In the organ transplant procedure, the patient will be placed on a regimen of immunosuppressant medications to prevent the immune system from rejecting the donor organ. This can be done through medications that might have been prescribed, including corticosteroids, tacrolimus, cyclosporine, mycophenolate, azathioprine, and sirolimus. One of the significant side effects of corticosteroids is osteoporosis which occurs there is a decrease in the density of bones. Hence the risk of fractures increases. This can affect any bone in the body, but fractures are most commonly seen at the hip, spine, or wrist.
Is liver transplant safe for the living donor?
Due to the advancement in technology, the success rate of liver transplantation is increasing. Every surgery has its pros and cons. In the case of a living donor, only a portion of the liver is being transplanted, and the liver starts to regenerate immediately after the surgery. The liver will reach its average size by 6-8weeks after donating the portion of the liver. The cons are bleeding, bile leak, infection, etc. .

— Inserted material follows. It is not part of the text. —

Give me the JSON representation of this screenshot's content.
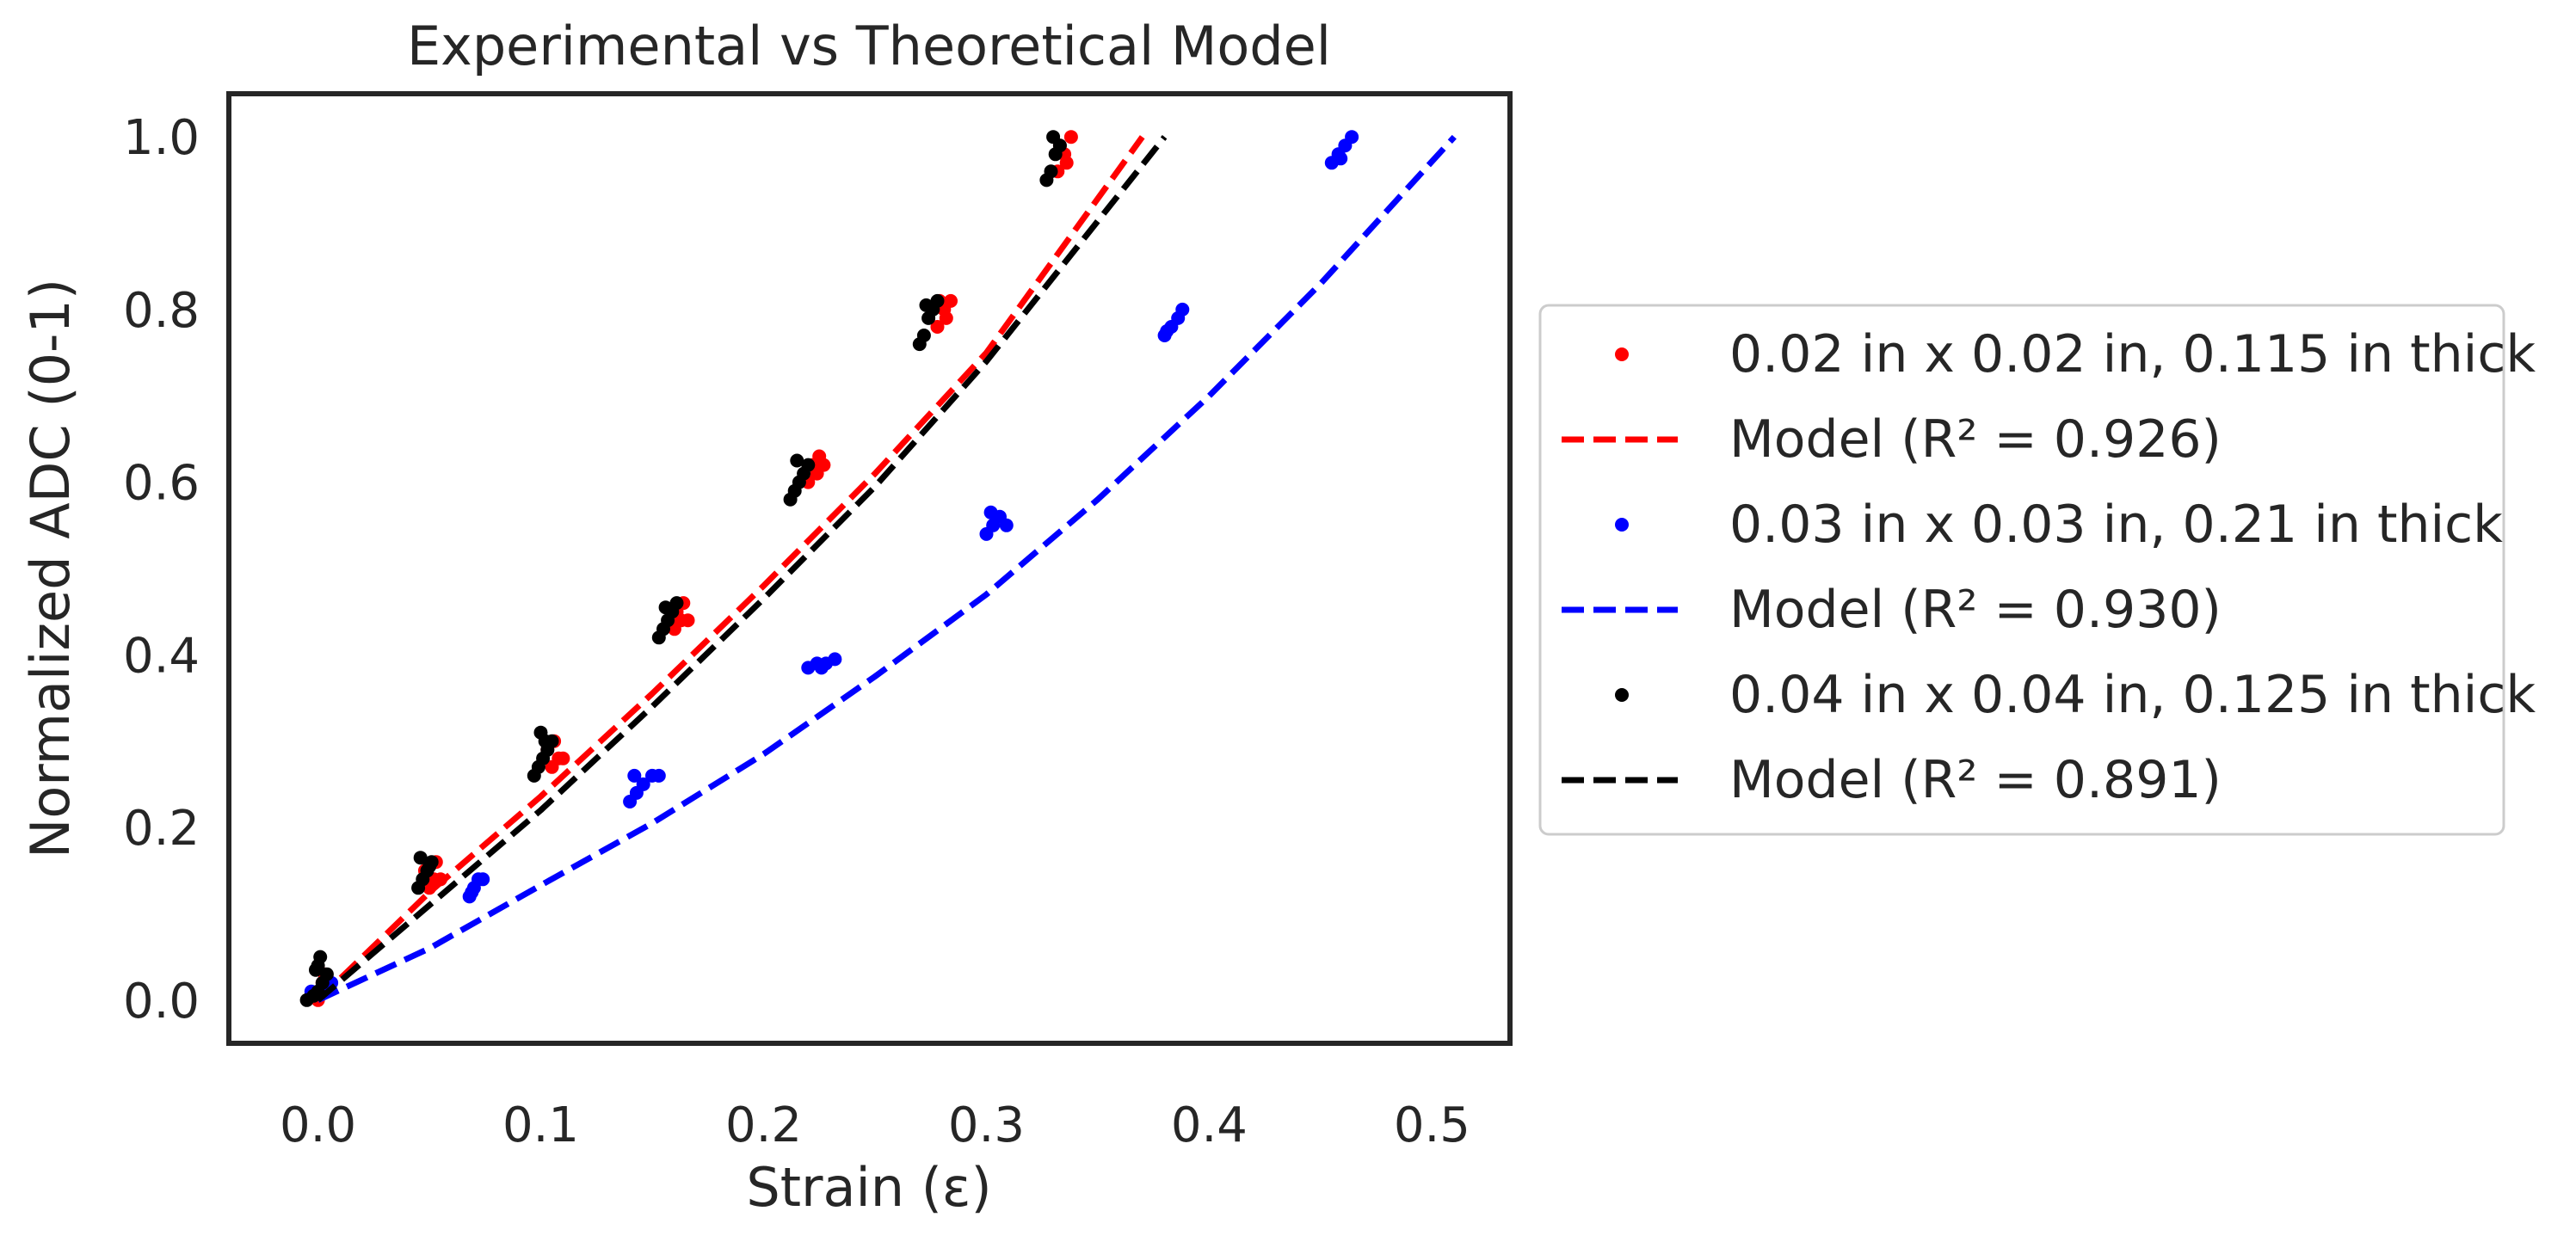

Are liver transplant patients immunocompromised?
To avoid organ rejection after the transplant, the patient is advised to take immunosuppressants. These immunosuppressants block the natural defense system of our body to prevent rejection.
Can a liver transplant cure cancer?
Yes, it can cure cancer.
Can liver transplant patients drink alcohol?
After the transplant, the patient is advised to lead a healthy life and avoid alcohol intake and smoking to prevent complications.